Devam eden konuşmasında da, Dünya Savaşı'nın Türk ordularının yenilgisi ile sona erdiğini, İsmet Paşa'nın, "Misak-ı Milli Kararlarını" ileri sürmesini ise, yalnızca İstanbul ve Ankara Hükümetlerinin "ulusal Ant" olarak kabul ettikleri; ancak uluslararası siyasi ve hukuksal ortamda kabul görmemiş gülünç bir vesika olarak gördüklerini, bu vesikaya göre Musul'un Türkiye'ye geri verilmesini de doğru bulmadığını ifade etmiştir...(5)
Ancak, İngilizlerin, burada atladıkları bir konu var... O da, İngilizlerin, Musul'u 1918'de Mondros Mütarekesi şartlarını çiğneyerek, Antlaşmanın imzalanmasından sonra haksız ve hukuksuz olarak Musul'u işgal etmeleridir...
Bu da, uluslararası siyasi ve hukuksal ortamda kabul görmemesi gereken bir durumdur....
*
MUSUL'UN ALINAMAMASI, TÜRKİYE İÇİN BİR "GÜVENLİK SORUNU" YARATABİLİRDİ...

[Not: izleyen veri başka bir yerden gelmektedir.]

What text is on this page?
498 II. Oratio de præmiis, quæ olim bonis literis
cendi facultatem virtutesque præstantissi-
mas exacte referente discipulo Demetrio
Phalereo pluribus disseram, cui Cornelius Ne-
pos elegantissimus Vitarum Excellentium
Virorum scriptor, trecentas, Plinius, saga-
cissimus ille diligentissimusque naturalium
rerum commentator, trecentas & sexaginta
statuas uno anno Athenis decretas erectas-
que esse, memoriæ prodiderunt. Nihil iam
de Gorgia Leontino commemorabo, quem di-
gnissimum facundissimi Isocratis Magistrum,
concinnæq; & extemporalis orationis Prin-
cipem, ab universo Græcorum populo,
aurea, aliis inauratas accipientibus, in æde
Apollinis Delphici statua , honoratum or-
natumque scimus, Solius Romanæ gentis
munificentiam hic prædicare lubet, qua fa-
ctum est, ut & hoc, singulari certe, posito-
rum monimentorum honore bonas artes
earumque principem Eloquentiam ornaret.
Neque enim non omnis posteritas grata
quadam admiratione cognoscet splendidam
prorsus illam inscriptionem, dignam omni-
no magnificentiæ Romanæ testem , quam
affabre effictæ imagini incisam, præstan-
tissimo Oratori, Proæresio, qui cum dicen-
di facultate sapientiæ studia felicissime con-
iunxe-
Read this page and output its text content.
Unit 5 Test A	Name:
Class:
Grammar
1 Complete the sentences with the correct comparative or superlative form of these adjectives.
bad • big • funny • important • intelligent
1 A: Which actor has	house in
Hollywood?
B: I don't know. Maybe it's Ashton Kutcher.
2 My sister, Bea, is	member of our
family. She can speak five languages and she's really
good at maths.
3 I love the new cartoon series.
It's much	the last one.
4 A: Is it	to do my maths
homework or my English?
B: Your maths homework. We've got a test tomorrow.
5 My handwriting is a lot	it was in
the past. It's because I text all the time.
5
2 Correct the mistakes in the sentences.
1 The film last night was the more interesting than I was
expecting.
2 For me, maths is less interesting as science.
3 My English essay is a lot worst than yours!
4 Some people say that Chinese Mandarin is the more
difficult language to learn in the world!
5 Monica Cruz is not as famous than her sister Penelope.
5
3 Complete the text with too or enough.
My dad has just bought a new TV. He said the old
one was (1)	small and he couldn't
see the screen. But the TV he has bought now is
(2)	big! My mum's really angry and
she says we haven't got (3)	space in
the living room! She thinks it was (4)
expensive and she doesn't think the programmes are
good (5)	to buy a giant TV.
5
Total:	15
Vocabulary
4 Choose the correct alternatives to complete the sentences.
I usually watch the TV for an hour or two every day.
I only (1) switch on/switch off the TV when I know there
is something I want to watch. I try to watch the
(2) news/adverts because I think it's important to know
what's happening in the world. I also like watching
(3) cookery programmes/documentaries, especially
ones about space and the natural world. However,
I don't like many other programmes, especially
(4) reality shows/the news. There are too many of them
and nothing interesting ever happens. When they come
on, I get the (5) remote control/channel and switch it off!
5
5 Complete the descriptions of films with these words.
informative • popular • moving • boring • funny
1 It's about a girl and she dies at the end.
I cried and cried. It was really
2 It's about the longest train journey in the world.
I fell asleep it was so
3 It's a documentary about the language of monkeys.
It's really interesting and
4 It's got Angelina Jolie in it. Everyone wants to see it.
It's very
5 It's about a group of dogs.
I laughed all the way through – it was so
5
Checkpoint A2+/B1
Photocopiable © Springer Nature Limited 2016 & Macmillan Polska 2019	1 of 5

Konferans'ta, Musul üzerinde yoğunlaşan müzakerelerde, açıkça söylenmemesi gereken bazı düşünceler de oluyordu... Bunlardan biri de, Türk tarafının, Musul ve çevresinde "kurulacak bir Kürt Devleti'ne", güvenlik açısından "karşı olmasını" açıkça dile getirememesidir...
Örneğin, Türkiye'de, Kürtlerin de yaşadığı topraklar ve Kürtlerin çoğunlukla bulunduğu Musul Vilayeti Türklerden koparıldığı takdirde, Türkiye için tam bir "güvenlik zafiyeti" yaratabilirdi. Çünkü, Musul, Irak'a bırakıldığı takdirde, İngiltere'nin, ileride Musul'daki Kürtlere özerklik verilmesini istemesi halinde, Türkiye'deki Kürtler için de aynı istekler ortaya sürülebilirdi...
OLMADI MI?
Türkiye'de ve güneyimizde yaşananlara bir bakın... Musul'un alınamamasının bedelini ödüyoruz şu anda... Bütün bunların nedeni, "bataklık rengi" ile "petrol rengini" ayıramayanlardır...
cdenizkent
---------------------------- :
(1) Hasan Cemal, "Erdoğan, Kılıçdaroğlu, milliyetçilik derken Atatürk milliyetçiliği", milliyet.com.tr, 21 Şubat 2013
(2) Seha L. Meray, Lozan Barış Konferansı; Tutanaklar, Belgeler(7 Cilt), İstanbul: 1993, ss. 346-347
(x) Genel olarak, "Ural-Altay" kavimlerinin birlikteliğini savunan siyasi bir görüş..."Turani"; "Türki" anlamına da gelir...Turancı; "dünyadaki bütün Türkleri birleştirerek bir devlet oluşturmak" ülküsü...Turan; kurulacak ülkenin adı...Osmanlı döneminde -özellikle 2. Meşrutiyet Dönemi'nde- ve de Cumhuriyet Dönemi'nde gündeme gelmiştir.
(3) (PROF.FO.371/9005 E.5628/1019/65, 31-5-1923)'ten, Mim Kemal Öke, Musul ve Kürdistan Sorunu, Ankara: 1991, s.126(dipnot,37)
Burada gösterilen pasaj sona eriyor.